Half a century before the Norman Conquest the land belonged to the Abbey of Barking. Over the years, King Henry VIII hunted there, Queen Elizabeth I used it for entertaining dignitaries, King James I offered it as collateral to raise money to go to war and King Charles II had the whole area ‘disparked’ and opened to the public.

American Ambassador Robert Tuttle and wife Maria Tuttle at Winfield House, London, May 2007

Winfield House is unique among American residences because it was originally a gift to the US Government. 

It has since been showered with riches in the form of antique furniture, paintings, porcelain, china, glass, chandeliers, objets d’art – all the things that make it the beautiful house visitors see today.

The first to use the house as the ambassadorial residence was Winthrop Aldrich. Ambassador and Mrs Aldrich moved in on January 18, 1955 after a significant restoration had taken place.

When Ambassador Elliot Richardson arrived in 1975 his wife said, ‘the house was absolutely wonderful. . . a joy to move into’ and when Ambassador Anne Armstrong moved in in 1976 she said: ‘I ran through the house like a kid, I’d never seen anything so beautiful. It was like fairyland and in such beautiful shape.’

Not only the Ambassadors, but other generous Americans contributed to the house, among them sugar baron Rionda Braga, who donated a bronze sculpture, ‘The Creation of Adam’ which stands in the garden to the right of the terrace.

Mr Braga felt that the statue’s motif, two hands inside a globe, signified British and American friendship.

Ambassador John Louis brought a platform tennis court and while  her was at Winfield House – from 1981 to 1983- Cary Grant visited it for the first time after the Second World War and the breakdown of his marriage.

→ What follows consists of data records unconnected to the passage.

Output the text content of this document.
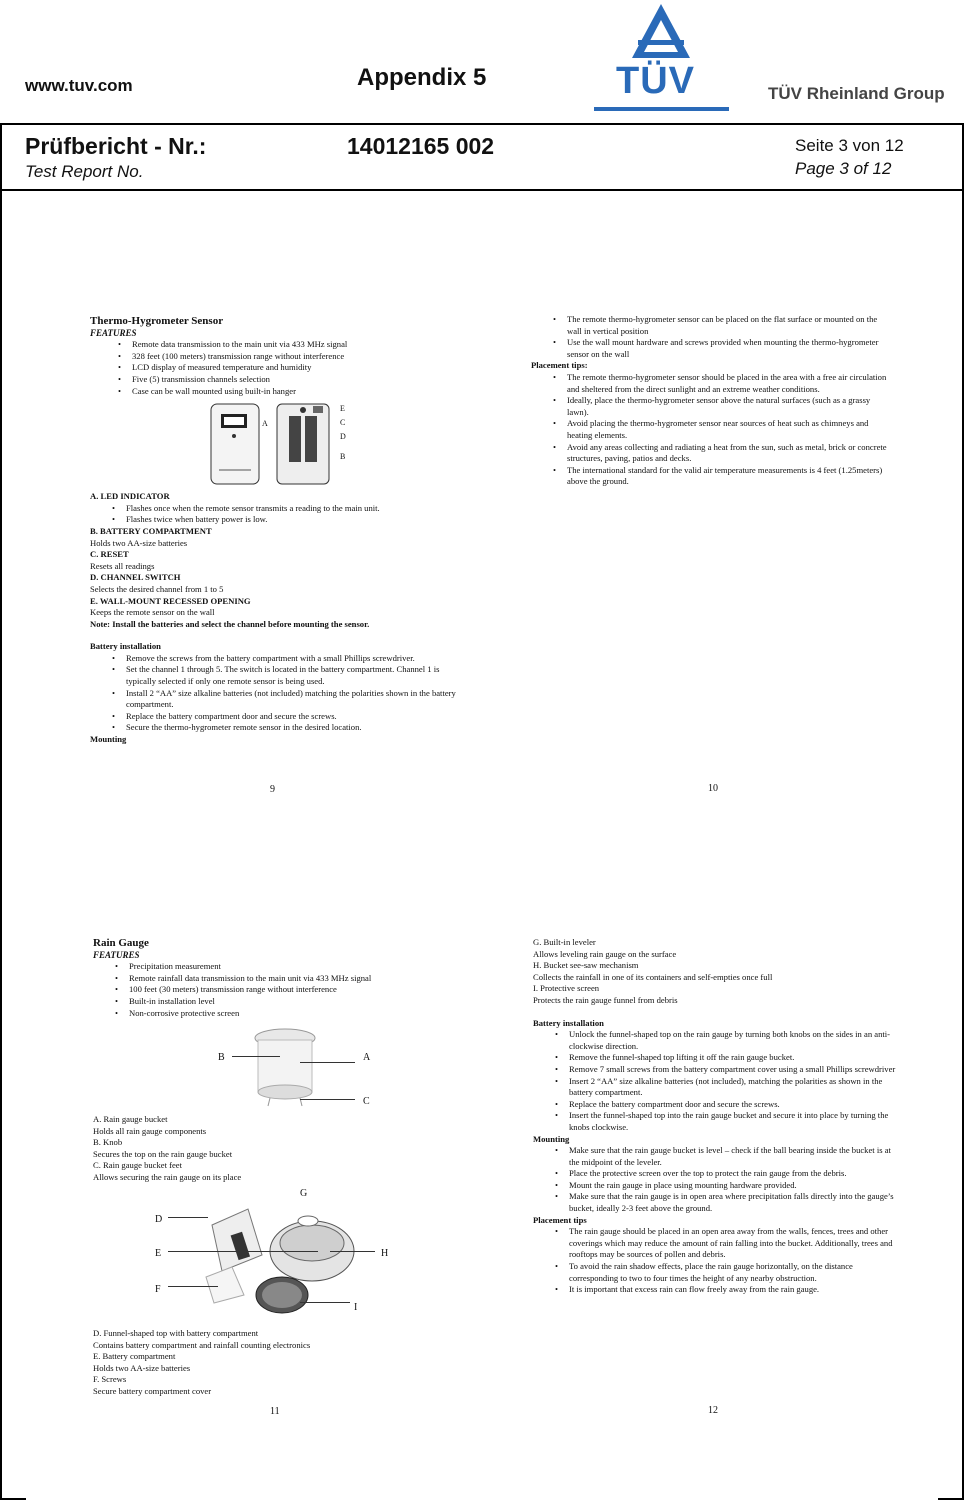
www.tuv.com	Appendix 5	TÜV	TÜV Rheinland Group
Prüfbericht - Nr.:
Test Report No.
14012165 002	Seite 3 von 12
Page 3 of 12
Thermo-Hygrometer Sensor
FEATURES
• Remote data transmission to the main unit via 433 MHz signal
• 328 feet (100 meters) transmission range without interference
• LCD display of measured temperature and humidity
• Five (5) transmission channels selection
• Case can be wall mounted using built-in hanger
A. LED INDICATOR
• Flashes once when the remote sensor transmits a reading to the main unit.
• Flashes twice when battery power is low.
B. BATTERY COMPARTMENT
Holds two AA-size batteries
C. RESET
Resets all readings
D. CHANNEL SWITCH
Selects the desired channel from 1 to 5
E. WALL-MOUNT RECESSED OPENING
Keeps the remote sensor on the wall
Note: Install the batteries and select the channel before mounting the sensor.
Battery installation
• Remove the screws from the battery compartment with a small Phillips screwdriver.
• Set the channel 1 through 5. The switch is located in the battery compartment. Channel 1 is typically selected if only one remote sensor is being used.
• Install 2 “AA” size alkaline batteries (not included) matching the polarities shown in the battery compartment.
• Replace the battery compartment door and secure the screws.
• Secure the thermo-hygrometer remote sensor in the desired location.
Mounting
A
E
C
D
B
9
• The remote thermo-hygrometer sensor can be placed on the flat surface or mounted on the wall in vertical position
• Use the wall mount hardware and screws provided when mounting the thermo-hygrometer sensor on the wall
Placement tips:
• The remote thermo-hygrometer sensor should be placed in the area with a free air circulation and sheltered from the direct sunlight and an extreme weather conditions.
• Ideally, place the thermo-hygrometer sensor above the natural surfaces (such as a grassy lawn).
• Avoid placing the thermo-hygrometer sensor near sources of heat such as chimneys and heating elements.
• Avoid any areas collecting and radiating a heat from the sun, such as metal, brick or concrete structures, paving, patios and decks.
• The international standard for the valid air temperature measurements is 4 feet (1.25meters) above the ground.
10
Rain Gauge
FEATURES
• Precipitation measurement
• Remote rainfall data transmission to the main unit via 433 MHz signal
• 100 feet (30 meters) transmission range without interference
• Built-in installation level
• Non-corrosive protective screen
B	A
C
A. Rain gauge bucket
Holds all rain gauge components
B. Knob
Secures the top on the rain gauge bucket
C. Rain gauge bucket feet
Allows securing the rain gauge on its place
G
D
E	H
F
I
D. Funnel-shaped top with battery compartment
Contains battery compartment and rainfall counting electronics
E. Battery compartment
Holds two AA-size batteries
F. Screws
Secure battery compartment cover
11
G. Built-in leveler
Allows leveling rain gauge on the surface
H. Bucket see-saw mechanism
Collects the rainfall in one of its containers and self-empties once full
I. Protective screen
Protects the rain gauge funnel from debris
Battery installation
• Unlock the funnel-shaped top on the rain gauge by turning both knobs on the sides in an anti-clockwise direction.
• Remove the funnel-shaped top lifting it off the rain gauge bucket.
• Remove 7 small screws from the battery compartment cover using a small Phillips screwdriver
• Insert 2 “AA” size alkaline batteries (not included), matching the polarities as shown in the battery compartment.
• Replace the battery compartment door and secure the screws.
• Insert the funnel-shaped top into the rain gauge bucket and secure it into place by turning the knobs clockwise.
Mounting
• Make sure that the rain gauge bucket is level – check if the ball bearing inside the bucket is at the midpoint of the leveler.
• Place the protective screen over the top to protect the rain gauge from the debris.
• Mount the rain gauge in place using mounting hardware provided.
• Make sure that the rain gauge is in open area where precipitation falls directly into the gauge’s bucket, ideally 2-3 feet above the ground.
Placement tips
• The rain gauge should be placed in an open area away from the walls, fences, trees and other coverings which may reduce the amount of rain falling into the bucket. Additionally, trees and rooftops may be sources of pollen and debris.
• To avoid the rain shadow effects, place the rain gauge horizontally, on the distance corresponding to two to four times the height of any nearby obstruction.
• It is important that excess rain can flow freely away from the rain gauge.
12
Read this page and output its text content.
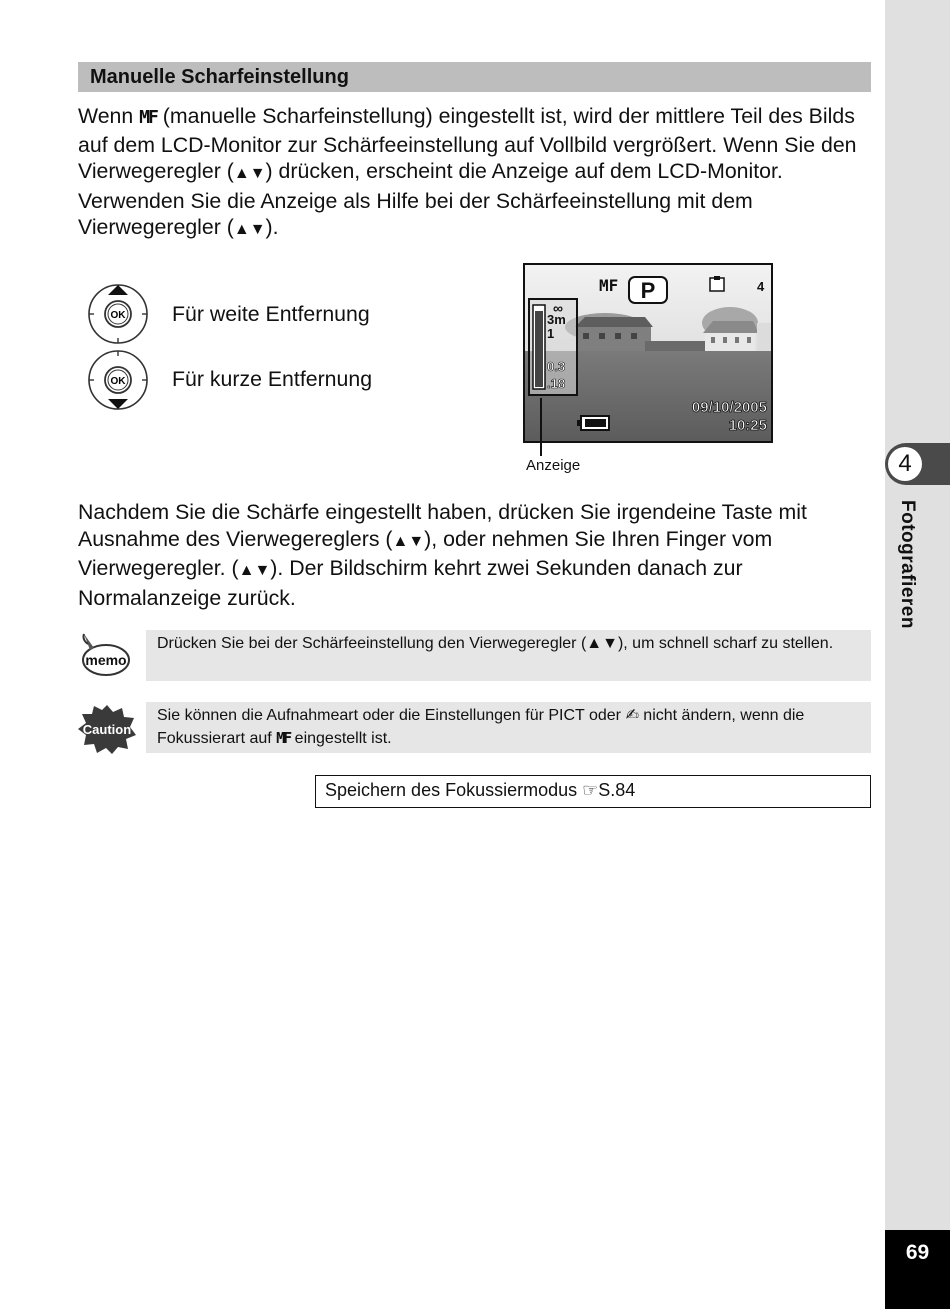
4
Fotografieren
69
Manuelle Scharfeinstellung

Wenn MF (manuelle Scharfeinstellung) eingestellt ist, wird der mittlere Teil des Bilds auf dem LCD-Monitor zur Schärfeeinstellung auf Vollbild vergrößert. Wenn Sie den Vierwegeregler (▲▼) drücken, erscheint die Anzeige auf dem LCD-Monitor. Verwenden Sie die Anzeige als Hilfe bei der Schärfeeinstellung mit dem Vierwegeregler (▲▼).

OK
OK
Für weite Entfernung
Für kurze Entfernung
∞
3m
1
0.3
.18
MF P	4
09/10/2005
10:25
Anzeige

Nachdem Sie die Schärfe eingestellt haben, drücken Sie irgendeine Taste mit Ausnahme des Vierwegereglers (▲▼), oder nehmen Sie Ihren Finger vom Vierwegeregler. (▲▼). Der Bildschirm kehrt zwei Sekunden danach zur Normalanzeige zurück.

memo
Drücken Sie bei der Schärfeeinstellung den Vierwegeregler (▲▼), um schnell scharf zu stellen.
Caution
Sie können die Aufnahmeart oder die Einstellungen für PICT oder ✍ nicht ändern, wenn die Fokussierart auf MF eingestellt ist.
Speichern des Fokussiermodus ☞S.84
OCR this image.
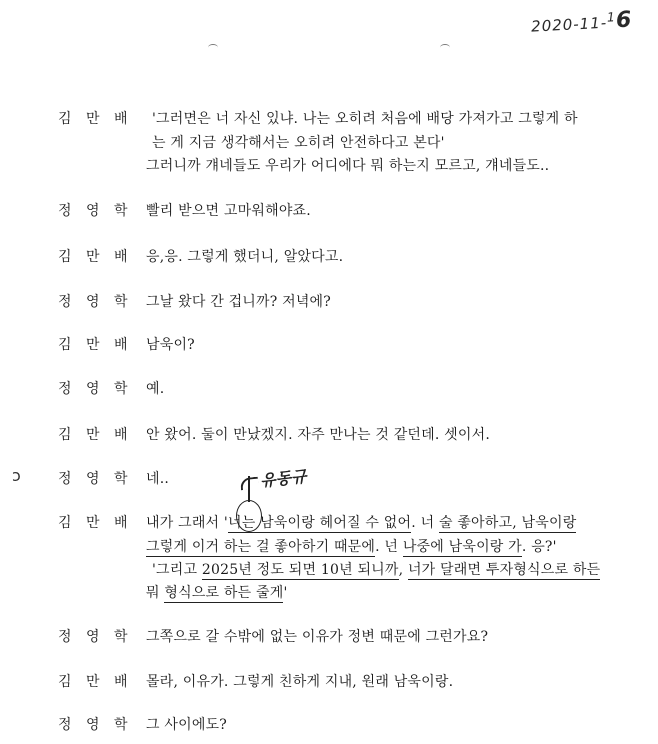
2020-11-$^1$6
김 만 배 '그러면은 너 자신 있냐. 나는 오히려 처음에 배당 가져가고 그렇게 하
는 게 지금 생각해서는 오히려 안전하다고 본다'
그러니까 걔네들도 우리가 어디에다 뭐 하는지 모르고, 걔네들도..
정 영 학 빨리 받으면 고마워해야죠.
김 만 배 응,응. 그렇게 했더니, 알았다고.
정 영 학 그날 왔다 간 겁니까? 저녁에?
김 만 배 남욱이?
정 영 학 예.
김 만 배 안 왔어. 둘이 만났겠지. 자주 만나는 것 같던데. 셋이서.
ↄ	정 영 학 네..	유동규
김 만 배 내가 그래서 '너는 남욱이랑 헤어질 수 없어. 너 술 좋아하고, 남욱이랑
그렇게 이거 하는 걸 좋아하기 때문에. 넌 나중에 남욱이랑 가. 응?'
'그리고 2025년 정도 되면 10년 되니까, 너가 달래면 투자형식으로 하든
뭐 형식으로 하든 줄게'
정 영 학 그쪽으로 갈 수밖에 없는 이유가 정변 때문에 그런가요?
김 만 배 몰라, 이유가. 그렇게 친하게 지내, 원래 남욱이랑.
정 영 학 그 사이에도?
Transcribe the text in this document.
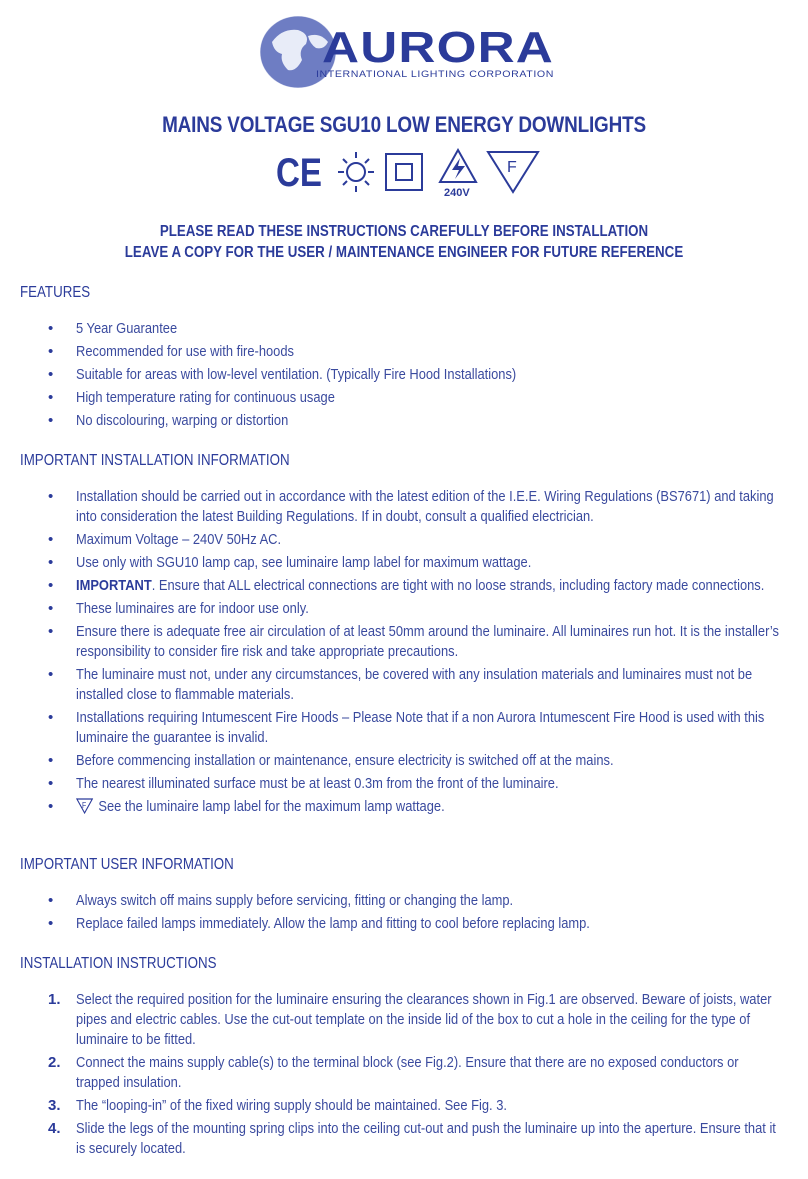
AURORA
INTERNATIONAL LIGHTING CORPORATION
MAINS VOLTAGE SGU10 LOW ENERGY DOWNLIGHTS
CE	240V
F
PLEASE READ THESE INSTRUCTIONS CAREFULLY BEFORE INSTALLATION
LEAVE A COPY FOR THE USER / MAINTENANCE ENGINEER FOR FUTURE REFERENCE
FEATURES
• 5 Year Guarantee
• Recommended for use with fire-hoods
• Suitable for areas with low-level ventilation. (Typically Fire Hood Installations)
• High temperature rating for continuous usage
• No discolouring, warping or distortion
IMPORTANT INSTALLATION INFORMATION
• Installation should be carried out in accordance with the latest edition of the I.E.E. Wiring Regulations (BS7671) and taking into consideration the latest Building Regulations. If in doubt, consult a qualified electrician.
• Maximum Voltage – 240V 50Hz AC.
• Use only with SGU10 lamp cap, see luminaire lamp label for maximum wattage.
• IMPORTANT. Ensure that ALL electrical connections are tight with no loose strands, including factory made connections.
• These luminaires are for indoor use only.
• Ensure there is adequate free air circulation of at least 50mm around the luminaire. All luminaires run hot. It is the installer’s responsibility to consider fire risk and take appropriate precautions.
• The luminaire must not, under any circumstances, be covered with any insulation materials and luminaires must not be installed close to flammable materials.
• Installations requiring Intumescent Fire Hoods – Please Note that if a non Aurora Intumescent Fire Hood is used with this luminaire the guarantee is invalid.
• Before commencing installation or maintenance, ensure electricity is switched off at the mains.
• The nearest illuminated surface must be at least 0.3m from the front of the luminaire.
•	F See the luminaire lamp label for the maximum lamp wattage.
IMPORTANT USER INFORMATION
• Always switch off mains supply before servicing, fitting or changing the lamp.
• Replace failed lamps immediately. Allow the lamp and fitting to cool before replacing lamp.
INSTALLATION INSTRUCTIONS
1. Select the required position for the luminaire ensuring the clearances shown in Fig.1 are observed. Beware of joists, water pipes and electric cables. Use the cut-out template on the inside lid of the box to cut a hole in the ceiling for the type of luminaire to be fitted.
2. Connect the mains supply cable(s) to the terminal block (see Fig.2). Ensure that there are no exposed conductors or trapped insulation.
3. The “looping-in” of the fixed wiring supply should be maintained. See Fig. 3.
4. Slide the legs of the mounting spring clips into the ceiling cut-out and push the luminaire up into the aperture. Ensure that it is securely located.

Tears streamed down his face as he looked across the lawns from the Garden Room because of its beauty and thinking about his ex-wife Barbara Hutton.

Today Winfield House continues the tradition of receiving a host of distinguished guests.  Over the years these have included the Queen and other members of the royal family, and many other prominent figures in business, politics, diplomacy, banking, the armed services, education and the arts.

The late Princess Diana once brought Princes William and Harry to see the presidential helicopter Marine One parked on the lawn.

Visiting US presidents traditionally stay at the residence, watched over by portraits of their predecessors, some of whom served as both President of the United States and U.S. envoys to London. 

President George Bush met President Mikhail Gorbachev there during the 1991 G-7 Summit.

President Reagan was a frequent visitor. More recently, Senator George Mitchell hosted participants in the Northern Ireland Peace Process at Winfield House during his review of the Good Friday agreement in November 1999. 

President Obama also stayed there and hosted a reception for the Queen and Prince Philip.